Sulfur trioxide, the electrophile in sulfonation of benzene, is present in small amounts in normal sulfuric acid and sulfonation of benzene will occur with sulfuric acid. Frequently, though, a solution of sulfur trioxide and sulfuric acid is used (called oleum or fuming sulfuric acid). Electrophilic aromatic substitution begins with the addition of the electrophile into the aromatic pi system of the ring. A conjugated, carbocation intermediate is formed, a resonance combination of three forms, concentrating positive charge at three locations, the two ortho positions and one para. After this addition, a proton departs, completing the overall substitution with aromaticity restored.

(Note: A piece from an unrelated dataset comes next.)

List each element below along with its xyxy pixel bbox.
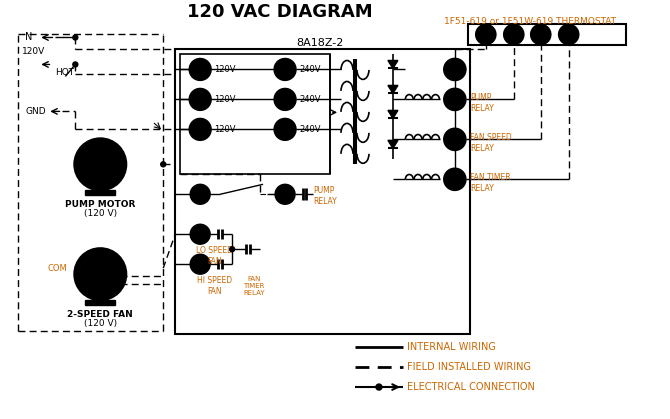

Consider the case where electrophilic aromatic substitution is attempted on an aromatic ring that already contains an original sulfonate substituent. If electrophilic aromatic substitution is attempted upon rings that already contain substituents, the location of the next substitution depends on the characteristics of the original substituent. Whether the new substitution occurs ortho, para or meta to the original substituent depends on whether the original substituent either stabilizes or destabilizes a concentration of positive charge upon its carbon at the carbocation intermediate stage. If the substituent already present is electron donating, it will stabilize the carbocation by donating negative charge. New substitutions will occur ortho or para to such electron donating substituents already present on the ring. Electron withdrawing substituents destabilize a carbocation, so the new substitution will most likely be meta. Sulfonate is such an electron withdrawing substituent. Containing only electronegative atoms, sulfonate is electron-withdrawing by induction. Furthermore, the sulfur atom has no lone electron pairs to donate into the ring in resonance. A sulfonate group, already present on the ring, is a ring deactivating, meta director for further electrophilic aromatic substitution.